The Met Breuer hosts the artist’s sensuous rope sculptures.

Phenomenal Nature: Mrinalini Mukherjee, installation view. Image courtesy Met Breuer.

Phenomenal Nature: Mrinalini Mukherjee, Met Breuer, 945 Madison Avenue, New York City, through September 29, 2019

•   •   •

In the early 1960s, two prominent teachers at one of the most famous art schools in India—the Faculty of Fine Arts at the Maharaja Sayajirao University in Baroda (the city known today as Vadodara)—hit upon an ingenious idea for a biannual fundraising event. Instead of presenting the work they were doing in school, students were encouraged to get out of their classrooms and into the artisanal traditions of their wider community. The result was the Baroda Fine Arts Fair, where students and teachers alike experimented with making crafts, toys, and other such functional objects, which were sold to raise money for the economically underprivileged among them. The fair, which is still going strong, was a runaway success, not only because it tied a high-minded educational institution to the lives, makers, and rhythms of the city around it, but also because it pushed students off their academic perches and out of their proverbial comfort zones. As a result, some found the exact thing they had been looking for in their studios—a gesture, a material, a technique—to form the core of an exceptional art practice.

Phenomenal Nature: Mrinalini Mukherjee, installation view. Image courtesy Met Breuer.

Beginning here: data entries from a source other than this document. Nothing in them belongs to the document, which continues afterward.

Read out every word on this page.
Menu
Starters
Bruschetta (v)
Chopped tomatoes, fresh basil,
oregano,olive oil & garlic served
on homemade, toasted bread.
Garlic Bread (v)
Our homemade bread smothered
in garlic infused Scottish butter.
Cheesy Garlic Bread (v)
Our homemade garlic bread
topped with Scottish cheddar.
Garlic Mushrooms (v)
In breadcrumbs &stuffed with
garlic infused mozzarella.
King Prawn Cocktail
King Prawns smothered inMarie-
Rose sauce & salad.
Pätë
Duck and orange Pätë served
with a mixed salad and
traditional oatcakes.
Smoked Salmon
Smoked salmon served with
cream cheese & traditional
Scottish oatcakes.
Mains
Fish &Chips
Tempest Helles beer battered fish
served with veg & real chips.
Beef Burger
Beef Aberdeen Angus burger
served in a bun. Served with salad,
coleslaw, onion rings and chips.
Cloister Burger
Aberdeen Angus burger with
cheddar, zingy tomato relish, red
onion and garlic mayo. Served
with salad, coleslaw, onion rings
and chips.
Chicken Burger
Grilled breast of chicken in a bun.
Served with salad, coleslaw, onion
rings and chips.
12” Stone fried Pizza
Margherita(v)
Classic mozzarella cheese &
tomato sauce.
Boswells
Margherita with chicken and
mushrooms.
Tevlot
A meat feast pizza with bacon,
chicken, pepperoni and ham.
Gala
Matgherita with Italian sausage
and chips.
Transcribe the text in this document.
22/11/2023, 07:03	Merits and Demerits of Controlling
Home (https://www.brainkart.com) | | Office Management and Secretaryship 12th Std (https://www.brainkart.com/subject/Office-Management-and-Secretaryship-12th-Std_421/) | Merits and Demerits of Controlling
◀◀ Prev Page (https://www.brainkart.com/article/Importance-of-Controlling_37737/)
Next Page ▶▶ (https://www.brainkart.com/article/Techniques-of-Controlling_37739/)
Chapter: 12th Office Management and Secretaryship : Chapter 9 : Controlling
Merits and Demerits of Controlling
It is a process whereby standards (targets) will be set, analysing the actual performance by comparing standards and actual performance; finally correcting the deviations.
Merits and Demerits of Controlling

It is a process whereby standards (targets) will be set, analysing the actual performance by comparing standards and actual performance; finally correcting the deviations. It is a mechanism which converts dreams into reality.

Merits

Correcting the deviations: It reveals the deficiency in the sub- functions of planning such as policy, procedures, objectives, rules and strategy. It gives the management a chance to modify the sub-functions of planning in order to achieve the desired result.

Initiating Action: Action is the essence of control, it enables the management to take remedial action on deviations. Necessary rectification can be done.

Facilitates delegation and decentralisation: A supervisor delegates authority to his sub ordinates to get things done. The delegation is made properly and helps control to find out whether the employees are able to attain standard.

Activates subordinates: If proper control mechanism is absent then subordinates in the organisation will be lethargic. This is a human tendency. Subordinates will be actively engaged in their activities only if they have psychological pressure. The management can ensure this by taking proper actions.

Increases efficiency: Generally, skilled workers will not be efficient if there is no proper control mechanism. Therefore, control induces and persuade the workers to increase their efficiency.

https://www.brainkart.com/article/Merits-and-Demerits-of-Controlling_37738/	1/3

Mrinalini Mukherjee, who, in 1965, at the age of sixteen, entered Baroda as a painter and then continued on as a graduate student in the decidedly medium-fluid program for mural design, apparently found all three at once while messing around with some rope from a Baroda market for the fair. She started making rugs and wall hangings by knotting the strands of a local variety of hemp called san or shani. Mukherjee wasn’t working on a loom and didn’t follow the rules of macramé. She devised her own knots and created her own frames and armatures. She worked the fibers by hand and usually knotted from the ground up. Within just a few years, Mukherjee had developed a powerful and expansive vocabulary of sculptural forms from those early, crafty experiments. Her final project for Baroda included Bougainvillea (1972), a wonderfully unruly wall hanging, which could be construed as a mural of some sort, replicating in hemp, jute, cotton, sisal, and wool the look of a bougainvillea bush climbing up the side of a building while shooting out stalks of lush green leaves and lurid pink flowers.

Phenomenal Nature: Mrinalini Mukherjee, installation view. Image courtesy Met Breuer.

For the next three decades, Mukherjee continued to push her chosen medium, lugging around huge bundles of rope that had to be straightened and dyed, dried out and twisted, knotted and shaped, suspended from ceilings or painstakingly contoured over freestanding armatures, sometimes taking a year or more to make a single complex piece. Her sculptures were distinctive not only for the texture and the shapes she achieved with her ropes, but also for the sheer force of her colors: deep purples, vivid indigos, striking reds and greens. And her works grew bigger. Alongside her increasingly large-scale, suspended or stand-alone sculptures, she made actual murals from thick curtains of knotted rope as commissions for public sculptures across India and abroad. (The only surviving example hangs at the Mahatma Gandhi Institute in Mauritius.) She played endlessly with the supposed boundaries between figuration and abstraction, nature and artifice, modernity and tradition, humble craft and high concept. Mukherjee gave her pieces mostly Sanskrit titles and drew on long traditions of temple adornment but insisted that her interest was only archeological. “My work is not,” she once famously argued, “the iconic representation of any particular religious belief.” Instead, she seemed to be reading her sources closely for signs of sexual pleasure, using them to elaborate a deeply sensuous formal language.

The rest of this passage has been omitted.